We think the defendant had not estopped itself from asking, nor exempted the court from giving to the jury, proper instructions as to this item of testimony by introducing it in the manner and for the purpose above mentioned. We further think that the instruction asked was proper and should have been given. The law favors the amicable settlement of controverted rights between parties, either before or pending litigation between them, and hence allows them to make offers or propositions to receive on the one hand, or to pay on the other, specified sums of money by way of compromise, without prejudice to either party, when it plainly appears that the propositions were in the nature of .peace ■offerings; and those under consideration seem to have been such. An.offer to pay a sum of money named under such circumstances, is not to be regarded as an admission that the sum named is due to the party to whom it is offered; but it is simply a proposition, which, when accepted, fixes the liability of the party offering to pay, but at the same time relieves him from the annoyance and danger of litigation, which is to be regarded as the consideration upon which the offer to compromise was made; and when this consideration fails, by reason of its non-acceptance by the party to whom the offer is made, the party making the offer is thereby relieved from all its consequences, and stands in reference to the controversy as though the offer had never been made. The propositions to compromise, as they appear in the entry, did not amount to an admission by the defendant of its ultimate liability to the plaintiff on the claim she-was urging. The instructions asked by the defendant should therefore have been given, and the refusal of the court to do so was calculated to prejudice the defendant’s-case. For this error the judgment will be reversed.

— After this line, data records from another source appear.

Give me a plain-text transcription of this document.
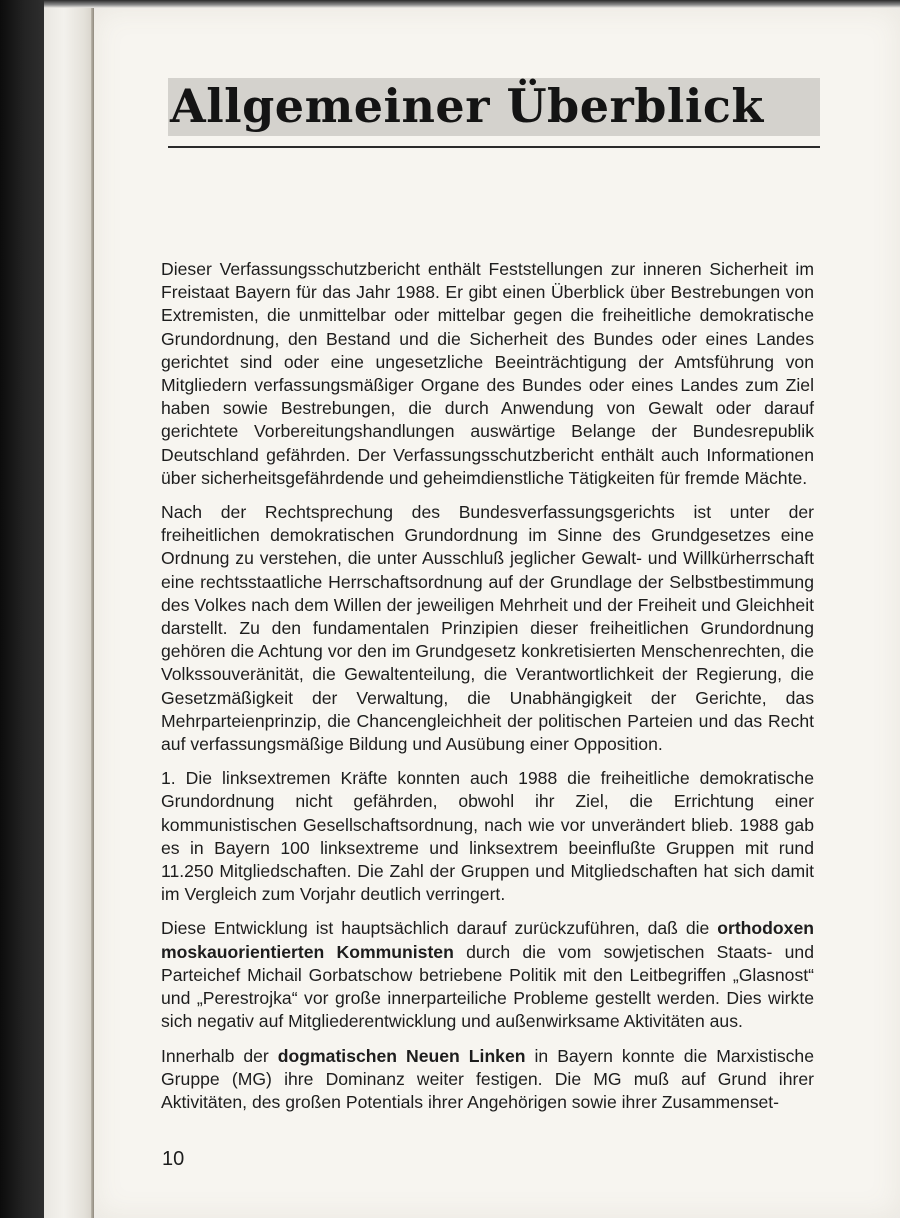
Allgemeiner Überblick

Dieser Verfassungsschutzbericht enthält Feststellungen zur inneren Sicherheit im Freistaat Bayern für das Jahr 1988. Er gibt einen Überblick über Bestrebungen von Extremisten, die unmittelbar oder mittelbar gegen die freiheitliche demokratische Grundordnung, den Bestand und die Sicherheit des Bundes oder eines Landes gerichtet sind oder eine ungesetzliche Beeinträchtigung der Amtsführung von Mitgliedern verfassungsmäßiger Organe des Bundes oder eines Landes zum Ziel haben sowie Bestrebungen, die durch Anwendung von Gewalt oder darauf gerichtete Vorbereitungshandlungen auswärtige Belange der Bundesrepublik Deutschland gefährden. Der Verfassungsschutzbericht enthält auch Informationen über sicherheitsgefährdende und geheimdienstliche Tätigkeiten für fremde Mächte.

Nach der Rechtsprechung des Bundesverfassungsgerichts ist unter der freiheitlichen demokratischen Grundordnung im Sinne des Grundgesetzes eine Ordnung zu verstehen, die unter Ausschluß jeglicher Gewalt- und Willkürherrschaft eine rechtsstaatliche Herrschaftsordnung auf der Grundlage der Selbstbestimmung des Volkes nach dem Willen der jeweiligen Mehrheit und der Freiheit und Gleichheit darstellt. Zu den fundamentalen Prinzipien dieser freiheitlichen Grundordnung gehören die Achtung vor den im Grundgesetz konkretisierten Menschenrechten, die Volkssouveränität, die Gewaltenteilung, die Verantwortlichkeit der Regierung, die Gesetzmäßigkeit der Verwaltung, die Unabhängigkeit der Gerichte, das Mehrparteienprinzip, die Chancengleichheit der politischen Parteien und das Recht auf verfassungsmäßige Bildung und Ausübung einer Opposition.

1. Die linksextremen Kräfte konnten auch 1988 die freiheitliche demokratische Grundordnung nicht gefährden, obwohl ihr Ziel, die Errichtung einer kommunistischen Gesellschaftsordnung, nach wie vor unverändert blieb. 1988 gab es in Bayern 100 linksextreme und linksextrem beeinflußte Gruppen mit rund 11.250 Mitgliedschaften. Die Zahl der Gruppen und Mitgliedschaften hat sich damit im Vergleich zum Vorjahr deutlich verringert.

Diese Entwicklung ist hauptsächlich darauf zurückzuführen, daß die orthodoxen moskauorientierten Kommunisten durch die vom sowjetischen Staats- und Parteichef Michail Gorbatschow betriebene Politik mit den Leitbegriffen „Glasnost“ und „Perestrojka“ vor große innerparteiliche Probleme gestellt werden. Dies wirkte sich negativ auf Mitgliederentwicklung und außenwirksame Aktivitäten aus.

Innerhalb der dogmatischen Neuen Linken in Bayern konnte die Marxistische Gruppe (MG) ihre Dominanz weiter festigen. Die MG muß auf Grund ihrer Aktivitäten, des großen Potentials ihrer Angehörigen sowie ihrer Zusammenset-

10
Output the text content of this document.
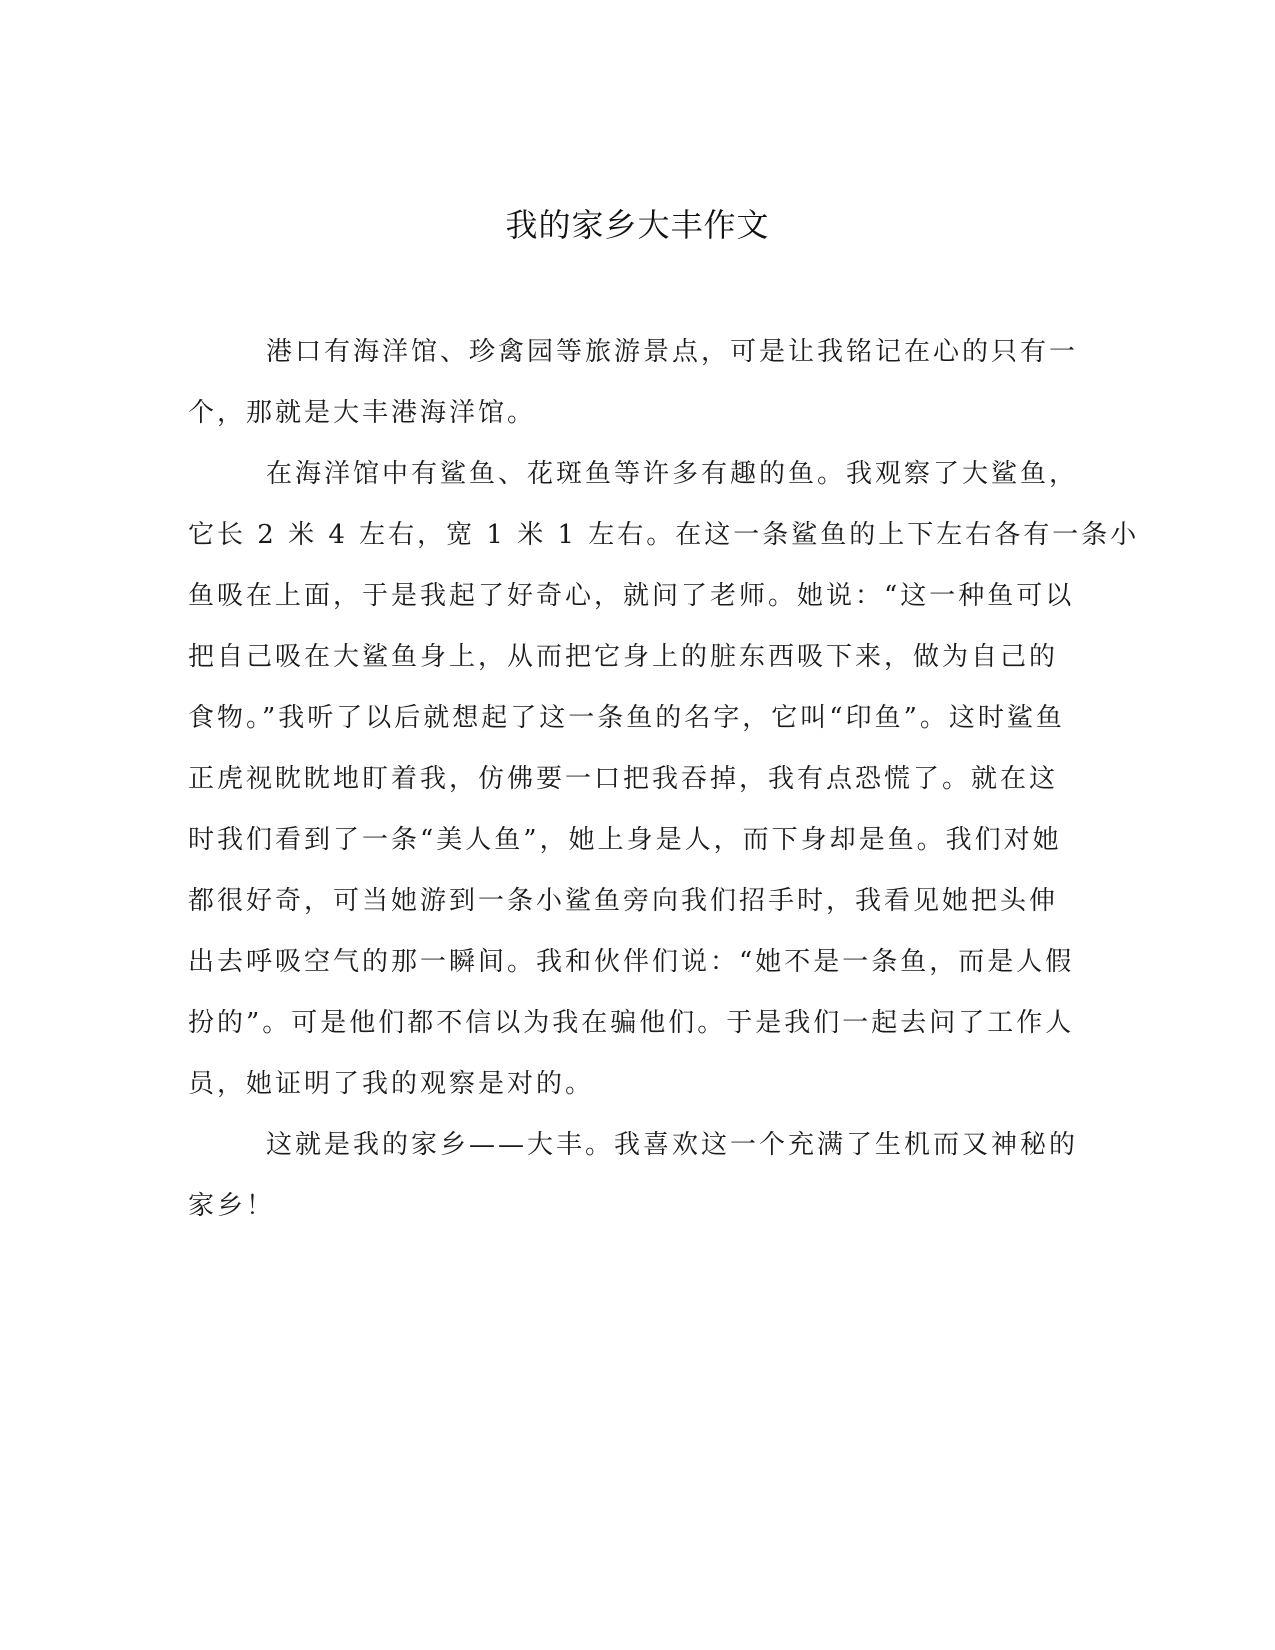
我的家乡大丰作文

港口有海洋馆、珍禽园等旅游景点，可是让我铭记在心的只有一
个，那就是大丰港海洋馆。

在海洋馆中有鲨鱼、花斑鱼等许多有趣的鱼。我观察了大鲨鱼，
它长 2 米 4 左右，宽 1 米 1 左右。在这一条鲨鱼的上下左右各有一条小
鱼吸在上面，于是我起了好奇心，就问了老师。她说：“这一种鱼可以
把自己吸在大鲨鱼身上，从而把它身上的脏东西吸下来，做为自己的
食物。”我听了以后就想起了这一条鱼的名字，它叫“印鱼”。这时鲨鱼
正虎视眈眈地盯着我，仿佛要一口把我吞掉，我有点恐慌了。就在这
时我们看到了一条“美人鱼”，她上身是人，而下身却是鱼。我们对她
都很好奇，可当她游到一条小鲨鱼旁向我们招手时，我看见她把头伸
出去呼吸空气的那一瞬间。我和伙伴们说：“她不是一条鱼，而是人假
扮的”。可是他们都不信以为我在骗他们。于是我们一起去问了工作人
员，她证明了我的观察是对的。

这就是我的家乡——大丰。我喜欢这一个充满了生机而又神秘的
家乡！
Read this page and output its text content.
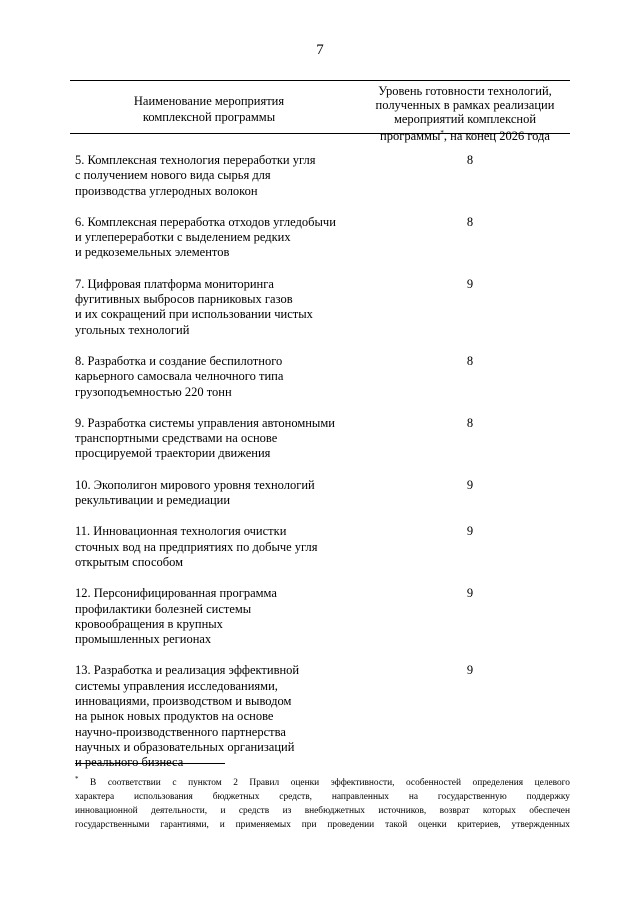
7
Наименование мероприятия
комплексной программы
Уровень готовности технологий,
полученных в рамках реализации
мероприятий комплексной
программы*, на конец 2026 года
5. Комплексная технология переработки угля
с получением нового вида сырья для
производства углеродных волокон
8
6. Комплексная переработка отходов угледобычи
и углепереработки с выделением редких
и редкоземельных элементов
8
7. Цифровая платформа мониторинга
фугитивных выбросов парниковых газов
и их сокращений при использовании чистых
угольных технологий
9
8. Разработка и создание беспилотного
карьерного самосвала челночного типа
грузоподъемностью 220 тонн
8
9. Разработка системы управления автономными
транспортными средствами на основе
просцируемой траектории движения
8
10. Экополигон мирового уровня технологий
рекультивации и ремедиации
9
11. Инновационная технология очистки
сточных вод на предприятиях по добыче угля
открытым способом
9
12. Персонифицированная программа
профилактики болезней системы
кровообращения в крупных
промышленных регионах
9
13. Разработка и реализация эффективной
системы управления исследованиями,
инновациями, производством и выводом
на рынок новых продуктов на основе
научно-производственного партнерства
научных и образовательных организаций
и реального бизнеса
9
* В соответствии с пунктом 2 Правил оценки эффективности, особенностей определения целевого
характера использования бюджетных средств, направленных на государственную поддержку
инновационной деятельности, и средств из внебюджетных источников, возврат которых обеспечен
государственными гарантиями, и применяемых при проведении такой оценки критериев, утвержденных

The testimony concerning the admission of August Fenner and Henry Waymire, who were directors, and appointed a committee to negotiate with the plaintiff, was admitted without objections on the part of the defendant; and although the court refused to give the instructions in regard to it, in the language of the request, which might properly have been done, they were substantially given in the instructions of the court to the jury, and the defendant was not therefore prejudiced in this respect. If, however, objections had been made to the introduction of’the testimony, the court could properly have refused to admit it until the plaintiff had shown by competent evidence that the parties named were authorized by the corporation to make the admissions.

Judgment reversed, and the cause remanded to the Superior Court of Montgomery county for a new trial.

McIlvaine, C. J., Welch, White, and Rex, JJ., concurred.